Obesity is associated with insulin resistance, type 2 diabetes, cardiovascular disease, cancer and many other devastating diseases. Western eating habits (which include foods rich in fats and sugars), obesity and insulin resistance can all cause cellular inflammation. This means that the cells of our immune system become overactive and we become more susceptible to environmental challenges that can lead to exaggerated inflammatory responses, such as septic shock.

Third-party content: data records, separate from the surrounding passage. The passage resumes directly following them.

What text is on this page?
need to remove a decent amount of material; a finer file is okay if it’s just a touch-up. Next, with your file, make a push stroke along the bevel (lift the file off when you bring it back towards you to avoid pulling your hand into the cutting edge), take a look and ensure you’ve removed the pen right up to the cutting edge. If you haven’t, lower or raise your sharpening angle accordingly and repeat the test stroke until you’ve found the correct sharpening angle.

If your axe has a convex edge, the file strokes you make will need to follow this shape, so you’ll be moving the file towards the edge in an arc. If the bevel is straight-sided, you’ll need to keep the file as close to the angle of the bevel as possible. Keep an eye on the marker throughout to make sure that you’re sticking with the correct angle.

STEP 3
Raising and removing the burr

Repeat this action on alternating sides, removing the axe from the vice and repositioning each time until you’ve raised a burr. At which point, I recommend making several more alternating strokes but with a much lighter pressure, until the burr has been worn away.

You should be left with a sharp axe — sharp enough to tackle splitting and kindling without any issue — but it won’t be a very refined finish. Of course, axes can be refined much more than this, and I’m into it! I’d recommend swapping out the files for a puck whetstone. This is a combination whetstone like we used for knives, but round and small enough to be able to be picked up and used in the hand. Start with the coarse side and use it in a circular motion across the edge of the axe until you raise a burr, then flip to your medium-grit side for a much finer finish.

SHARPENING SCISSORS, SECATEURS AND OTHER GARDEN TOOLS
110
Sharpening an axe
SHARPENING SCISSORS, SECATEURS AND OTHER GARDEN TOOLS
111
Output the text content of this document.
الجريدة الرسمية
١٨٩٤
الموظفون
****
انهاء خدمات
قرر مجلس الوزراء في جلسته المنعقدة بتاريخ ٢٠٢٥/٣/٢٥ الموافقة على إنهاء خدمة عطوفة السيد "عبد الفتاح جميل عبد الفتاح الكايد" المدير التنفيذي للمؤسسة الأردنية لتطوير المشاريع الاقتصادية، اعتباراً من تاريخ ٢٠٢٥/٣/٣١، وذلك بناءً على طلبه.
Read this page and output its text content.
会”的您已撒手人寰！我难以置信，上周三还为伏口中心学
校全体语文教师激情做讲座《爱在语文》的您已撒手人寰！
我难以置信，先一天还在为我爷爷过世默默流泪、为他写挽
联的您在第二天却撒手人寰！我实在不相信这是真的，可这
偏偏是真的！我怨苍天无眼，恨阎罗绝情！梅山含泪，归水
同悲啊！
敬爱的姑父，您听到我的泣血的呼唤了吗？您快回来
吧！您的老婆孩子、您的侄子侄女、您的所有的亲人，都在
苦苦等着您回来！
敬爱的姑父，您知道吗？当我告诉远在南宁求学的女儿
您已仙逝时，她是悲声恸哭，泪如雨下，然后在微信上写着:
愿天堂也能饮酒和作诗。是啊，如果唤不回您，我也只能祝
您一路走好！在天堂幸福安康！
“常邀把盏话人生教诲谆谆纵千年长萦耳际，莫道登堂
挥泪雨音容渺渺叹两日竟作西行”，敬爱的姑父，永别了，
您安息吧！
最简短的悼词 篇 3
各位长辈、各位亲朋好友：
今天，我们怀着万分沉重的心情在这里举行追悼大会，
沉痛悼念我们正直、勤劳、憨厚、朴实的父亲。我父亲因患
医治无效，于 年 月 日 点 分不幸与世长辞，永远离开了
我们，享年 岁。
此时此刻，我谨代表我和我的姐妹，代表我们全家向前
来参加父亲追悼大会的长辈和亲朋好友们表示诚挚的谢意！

We study proteins called tyrosine phosphatases that regulate the activity of immune cells by acting as crucial ON-OFF switches. The one that we are most interested in is called Protein Tyrosine Phosphatase 1B (PTP1B). PTP1B is involved in many different biological processes and due to its role in the regulation of glucose and fat metabolism, is already a major drug target and is in clinical trials for treatment of type 2 diabetes.
We are investigating the role of PTP1B in inflammation and regulation of the immune system. In particular we aim to understand how PTP1B works to boost the body’s immune defences against infection and cancer. We will use the most advanced next-generation DNA sequencing technology to identify specific proteins that work with PTP1B in immune cells. This will give us a greater insight into how PTP1B’s action can influence the development of either diabetes or cancer, allowing for development of targeted treatments. Moreover, we will be able to identify molecules that cause tumours in response to PTP1B’s activity. Understanding the role of PTP1B in these processes is crucial for designing successful therapies for different diseases.